Just as I was looking up, surprised at his tone more than his words, there came a burst of music, and part of the wall, with the platform on which the Genie and his Lamp had been standing, rolled away. The other big room of the cellar was revealed, with quantities of little tables all laid out for supper, and the walls covered with smilax and roses. In the middle of this new room was a huge illuminated ship of ice, in a green sea.

Everybody exclaimed and laughed in their surprise at such an unexpected transformation.

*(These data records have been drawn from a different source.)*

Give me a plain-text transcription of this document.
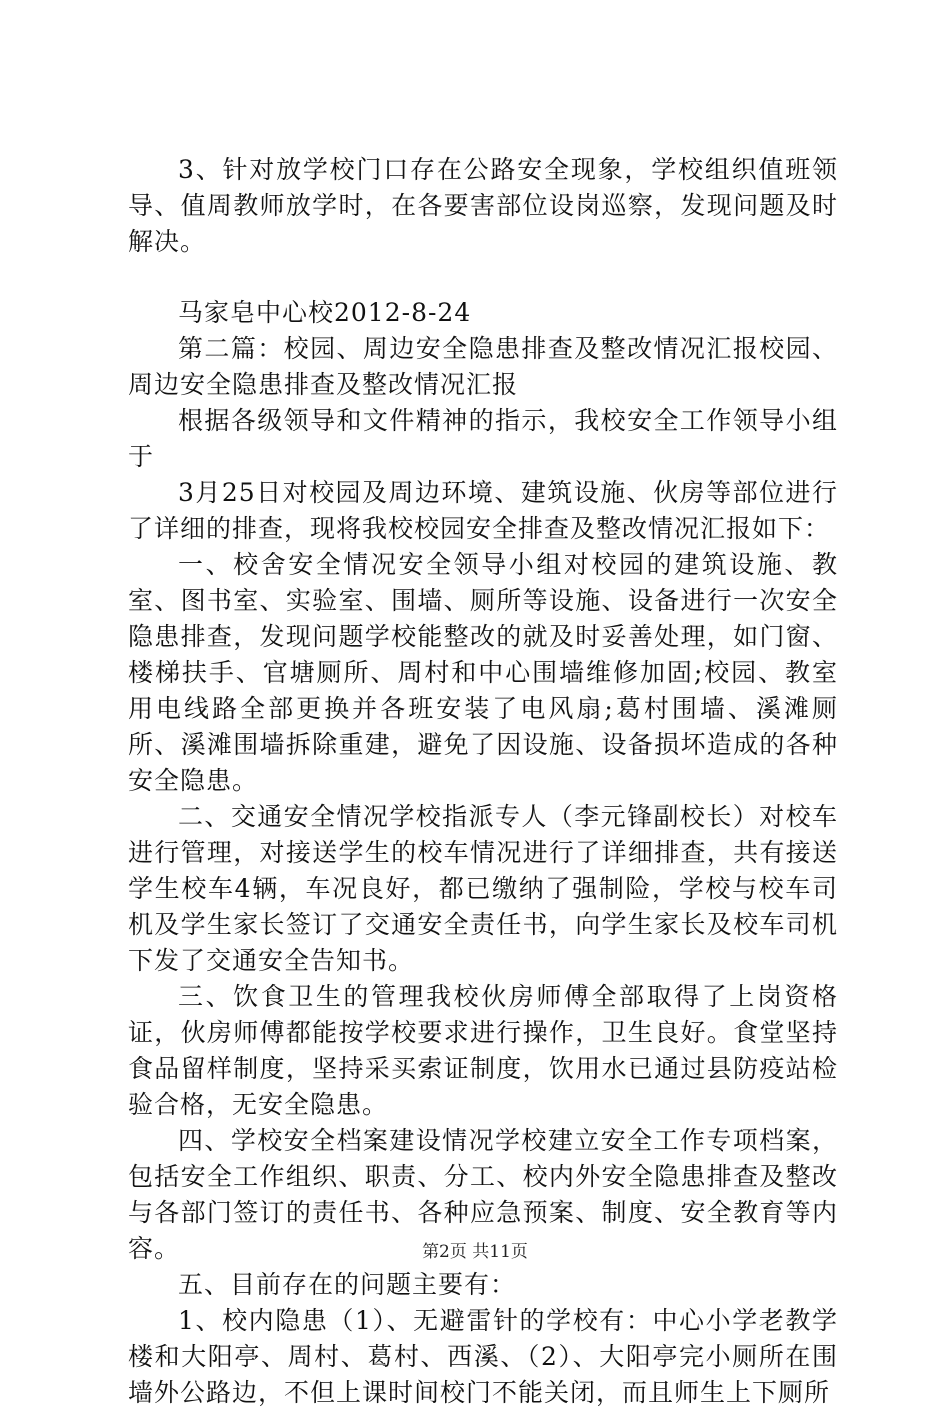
3、针对放学校门口存在公路安全现象，学校组织值班领导、值周教师放学时，在各要害部位设岗巡察，发现问题及时解决。

马家皂中心校2012-8-24

第二篇：校园、周边安全隐患排查及整改情况汇报校园、周边安全隐患排查及整改情况汇报

根据各级领导和文件精神的指示，我校安全工作领导小组于

3月25日对校园及周边环境、建筑设施、伙房等部位进行了详细的排查，现将我校校园安全排查及整改情况汇报如下：

一、校舍安全情况安全领导小组对校园的建筑设施、教室、图书室、实验室、围墙、厕所等设施、设备进行一次安全隐患排查，发现问题学校能整改的就及时妥善处理，如门窗、楼梯扶手、官塘厕所、周村和中心围墙维修加固;校园、教室用电线路全部更换并各班安装了电风扇;葛村围墙、溪滩厕所、溪滩围墙拆除重建，避免了因设施、设备损坏造成的各种安全隐患。

二、交通安全情况学校指派专人（李元锋副校长）对校车进行管理，对接送学生的校车情况进行了详细排查，共有接送学生校车4辆，车况良好，都已缴纳了强制险，学校与校车司机及学生家长签订了交通安全责任书，向学生家长及校车司机下发了交通安全告知书。

三、饮食卫生的管理我校伙房师傅全部取得了上岗资格证，伙房师傅都能按学校要求进行操作，卫生良好。食堂坚持食品留样制度，坚持采买索证制度，饮用水已通过县防疫站检验合格，无安全隐患。

四、学校安全档案建设情况学校建立安全工作专项档案，包括安全工作组织、职责、分工、校内外安全隐患排查及整改与各部门签订的责任书、各种应急预案、制度、安全教育等内容。

五、目前存在的问题主要有：

1、校内隐患（1）、无避雷针的学校有：中心小学老教学楼和大阳亭、周村、葛村、西溪、（2）、大阳亭完小厕所在围墙外公路边，不但上课时间校门不能关闭，而且师生上下厕所

第2页 共11页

Now was the time for unmasking, of course, and there were shrieks of surprise and amusement as people discovered who their companions really were. For a minute--I'm sure it couldn't have been more--I forgot Mr. Brett, to stare at the great glittering ice ship. When I turned to speak to him, he was gone. And whether he vanished on purpose, because he didn't want to unmask in a company of strange people, or whether he was separated from me by the sudden press of the crowd, I don't know. I suppose I shall never know. I only know that I lost him, and that I was immediately surrounded by other men, saying nice things about my costume, wanting me to have supper with them, and asking me for dances afterwards.

The rest of the night went by with a wild rush. We didn't stop dancing till four, we young people; and I believe the older ones played bridge. We had a second supper served upstairs towards dawn, and when the last people went away, it was broad and glorious daylight.

"Well, deah," said Sally, cosily, when everyone had gone, and she had come into my room to help me undress. "Had you a good time?"